Hanya dalam hitungan beberapa jam lagi, bangsa Indonesia akan menyelenggarakan pesta demokrasi terbesar lima tahunan pada 9 April 2014, besok. Pemilu 2014 adalah pemilu keempat di era Reformasi.
Berbeda dengan era Orde Baru yang hanya diikuti oleh tiga kontestan, pemilu pada era Reformasi diikuti oleh puluhan partai politik. Pemilu 1999 diikuti 48 parpol, Pemilu 2004 diikuti 24 parpol, Pemilu 2009 diikuti 38 parpol, dan Pemilu 2014 akan diikuti oleh 12 parpol. Kebebasan berpolitik yang terbuka di era Reformasi telah memungkinkan lahirnya puluhan parpol baru di tanah air dengan beragam latar belakang ideologinya masing-masing.
Di dalam sistem multipartai ini, tidak ada parpol yang menjadi mayoritas mutlak dengan perolehan suara di atas 50% seperti yang selalu diraih Golkar di zaman Orde Baru.

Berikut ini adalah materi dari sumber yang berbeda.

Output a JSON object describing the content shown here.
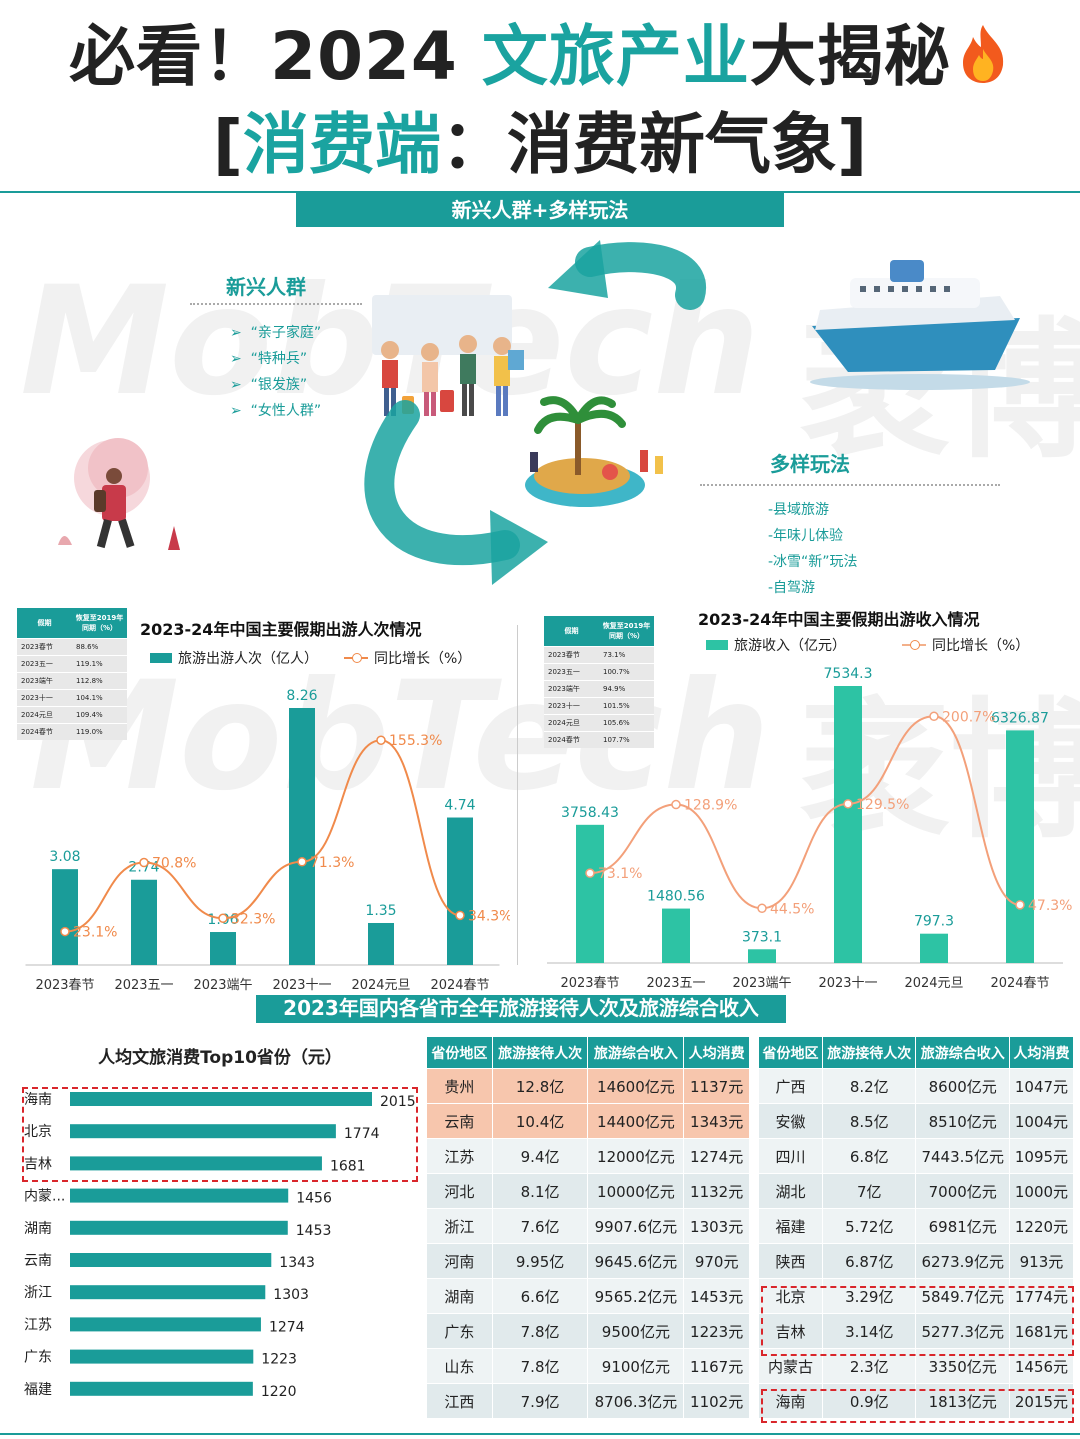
{
  "header": {
    "title_prefix": "必看！2024",
    "title_highlight": "文旅产业",
    "title_suffix": "大揭秘",
    "subtitle_open": "[",
    "subtitle_highlight": "消费端",
    "subtitle_rest": "：消费新气象]",
    "banner": "新兴人群+多样玩法"
  },
  "emerging": {
    "heading": "新兴人群",
    "items": [
      "“亲子家庭”",
      "“特种兵”",
      "“银发族”",
      "“女性人群”"
    ]
  },
  "play": {
    "heading": "多样玩法",
    "items": [
      "-县域旅游",
      "-年味儿体验",
      "-冰雪“新”玩法",
      "-自驾游"
    ]
  },
  "watermark": {
    "left": "MobTech",
    "right": "袤博"
  },
  "colors": {
    "teal": "#1a9c99",
    "teal_light": "#2dc3a4",
    "orange": "#f08a4b",
    "red": "#d9262b"
  },
  "recovery_table_1": {
    "headers": [
      "假期",
      "恢复至2019年同期（%）"
    ],
    "rows": [
      [
        "2023春节",
        "88.6%"
      ],
      [
        "2023五一",
        "119.1%"
      ],
      [
        "2023端午",
        "112.8%"
      ],
      [
        "2023十一",
        "104.1%"
      ],
      [
        "2024元旦",
        "109.4%"
      ],
      [
        "2024春节",
        "119.0%"
      ]
    ]
  },
  "recovery_table_2": {
    "headers": [
      "假期",
      "恢复至2019年同期（%）"
    ],
    "rows": [
      [
        "2023春节",
        "73.1%"
      ],
      [
        "2023五一",
        "100.7%"
      ],
      [
        "2023端午",
        "94.9%"
      ],
      [
        "2023十一",
        "101.5%"
      ],
      [
        "2024元旦",
        "105.6%"
      ],
      [
        "2024春节",
        "107.7%"
      ]
    ]
  },
  "chart_data": [
    {
      "type": "bar",
      "title": "2023-24年中国主要假期出游人次情况",
      "categories": [
        "2023春节",
        "2023五一",
        "2023端午",
        "2023十一",
        "2024元旦",
        "2024春节"
      ],
      "series": [
        {
          "name": "旅游出游人次（亿人）",
          "type": "bar",
          "values": [
            3.08,
            2.74,
            1.06,
            8.26,
            1.35,
            4.74
          ]
        },
        {
          "name": "同比增长（%）",
          "type": "line",
          "values": [
            23.1,
            70.8,
            32.3,
            71.3,
            155.3,
            34.3
          ],
          "labels": [
            "23.1%",
            "70.8%",
            "32.3%",
            "71.3%",
            "155.3%",
            "34.3%"
          ]
        }
      ]
    },
    {
      "type": "bar",
      "title": "2023-24年中国主要假期出游收入情况",
      "categories": [
        "2023春节",
        "2023五一",
        "2023端午",
        "2023十一",
        "2024元旦",
        "2024春节"
      ],
      "series": [
        {
          "name": "旅游收入（亿元）",
          "type": "bar",
          "values": [
            3758.43,
            1480.56,
            373.1,
            7534.3,
            797.3,
            6326.87
          ]
        },
        {
          "name": "同比增长（%）",
          "type": "line",
          "values": [
            73.1,
            128.9,
            44.5,
            129.5,
            200.7,
            47.3
          ],
          "labels": [
            "73.1%",
            "128.9%",
            "44.5%",
            "129.5%",
            "200.7%",
            "47.3%"
          ]
        }
      ]
    },
    {
      "type": "bar",
      "orientation": "horizontal",
      "title": "人均文旅消费Top10省份（元）",
      "categories": [
        "海南",
        "北京",
        "吉林",
        "内蒙...",
        "湖南",
        "云南",
        "浙江",
        "江苏",
        "广东",
        "福建"
      ],
      "values": [
        2015,
        1774,
        1681,
        1456,
        1453,
        1343,
        1303,
        1274,
        1223,
        1220
      ]
    },
    {
      "type": "table",
      "title": "2023年国内各省市全年旅游接待人次及旅游综合收入",
      "headers": [
        "省份地区",
        "旅游接待人次",
        "旅游综合收入",
        "人均消费"
      ],
      "rows_left": [
        [
          "贵州",
          "12.8亿",
          "14600亿元",
          "1137元"
        ],
        [
          "云南",
          "10.4亿",
          "14400亿元",
          "1343元"
        ],
        [
          "江苏",
          "9.4亿",
          "12000亿元",
          "1274元"
        ],
        [
          "河北",
          "8.1亿",
          "10000亿元",
          "1132元"
        ],
        [
          "浙江",
          "7.6亿",
          "9907.6亿元",
          "1303元"
        ],
        [
          "河南",
          "9.95亿",
          "9645.6亿元",
          "970元"
        ],
        [
          "湖南",
          "6.6亿",
          "9565.2亿元",
          "1453元"
        ],
        [
          "广东",
          "7.8亿",
          "9500亿元",
          "1223元"
        ],
        [
          "山东",
          "7.8亿",
          "9100亿元",
          "1167元"
        ],
        [
          "江西",
          "7.9亿",
          "8706.3亿元",
          "1102元"
        ]
      ],
      "rows_right": [
        [
          "广西",
          "8.2亿",
          "8600亿元",
          "1047元"
        ],
        [
          "安徽",
          "8.5亿",
          "8510亿元",
          "1004元"
        ],
        [
          "四川",
          "6.8亿",
          "7443.5亿元",
          "1095元"
        ],
        [
          "湖北",
          "7亿",
          "7000亿元",
          "1000元"
        ],
        [
          "福建",
          "5.72亿",
          "6981亿元",
          "1220元"
        ],
        [
          "陕西",
          "6.87亿",
          "6273.9亿元",
          "913元"
        ],
        [
          "北京",
          "3.29亿",
          "5849.7亿元",
          "1774元"
        ],
        [
          "吉林",
          "3.14亿",
          "5277.3亿元",
          "1681元"
        ],
        [
          "内蒙古",
          "2.3亿",
          "3350亿元",
          "1456元"
        ],
        [
          "海南",
          "0.9亿",
          "1813亿元",
          "2015元"
        ]
      ]
    }
  ]
}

Sistem multipartai saat ini membuat jumlah suara terdistribusi sedemikian rupa ke banyak parpol. Dari pengalaman tiga kali pemilu di era Reformasi, perolehan suara parpol pemenang pemilu bahkan tidak ada yang melebihi 35% dan parpolnya pun berganti-ganti. Ini menunjukkan tidak adanya kekuatan dominan dalam perpolitikan kita, kendati setiap parpol memiliki basis massa tradisionalnya masing-masing.
Pada 1999, PDIP selaku pemenang meraih 33,74% suara (153 kursi). Selanjutnya, pada 2004, Golkar tampil sebagai pemenang dengan raihan 21,58% suara (128 kursi). Terakhir pada 2009, Demokrat muncul menjadi pemenang baru dengan perolehan 20,85% suara (150 kursi). Hasil di atas menunjukkan perolehan suara parpol pemenang pertama pemilu cenderung terus menurun atau mengecil dari waktu ke waktu dari 33,74% (1999), 21,58% (2004) menjadi 20,85% (2009). Akankah Pemilu 2014 menghasilkan parpol pemenang dengan capaian suara yang semakin menurun lagi ataukah justru akan ada sebuah kejutan? Tentu para pemilih lah nanti yang akan menjadi penentunya.
Pemilu sebagai mekanisme evaluasi
Dalam tradisi demokrasi, pemilu sejatinya merupakan ajang untuk ‘mengadili’ dan ‘mengapresiasi’ parpol. Parpol yang terbukti atau dianggap gagal dan tidak kompeten dalam mengemban kepercayaan rakyat yang telah diberikan pada pemilu sebelumnya akan mendapatkan ‘hukuman’ berupa berkurangnya raihan suaranya. Sebaliknya, parpol yang dianggap berhasil atau cukup kompeten dalam mengemban amanah rakyat cenderung mendapatkan peningkatan suara.
Tabel 1. Perolehan suara parpol peserta Pemilu 1999, 2004 dan 2009
Berkaca pada tiga kali pemilu di Orde Reformasi, persentase suara 5 parpol yaitu PDIP, Golkar, PPP, PKB, dan PAN cenderung mengalami penurunan secara sistematis. Suara PDIP sebagai pemenang Pemilu 1999 yang semula mencapai 33,74% justru terjun bebas menjadi 18,53% pada 2004 dan terus menurun ke angka 14,03% pada 2009. Demikian pula dengan suara parpol-parpol Islam seperti PKB yang semula 12,61%, turun ke angka 10,97% dan terakhir hanya 4,94%.
Hanya 2 parpol, yaitu PKS dan Demokrat yang secara konsisten mengalami kenaikan dalam 2 pemilu terakhir. Kepercayaan dan harapan rakyat terhadap kedua parpol ini terlihat terus membesar. Namun, banyaknya kasus korupsi yang mendera kader-kader Demokrat belakangan ini diperkirakan bakal menggerus suara parpol besutan SBY tersebut. Lebih-lebih lagi, pemerintahan SBY yang pada awalnya mendapat kepercayaan sangat besar ternyata menunjukkan kinerja yang semakin tidak memuaskan hingga saat ini. Di sisi lain, PKS tampak sebagai parpol yang memiliki integritas dan kinerja yang semakin positif dari waktu ke waktu.
Golput dan Money Politics
Berdasarkan data KPU, jumlah pemilih pada Pemilu 2014 adalah 186.569.233 orang. Di tangan merekalah pemenang pemilu akan ditentukan. Para pemilih adalah pemilik kedaulatan negeri ini, sementara parpol hanyalah sekadar penyalur aspirasi mereka.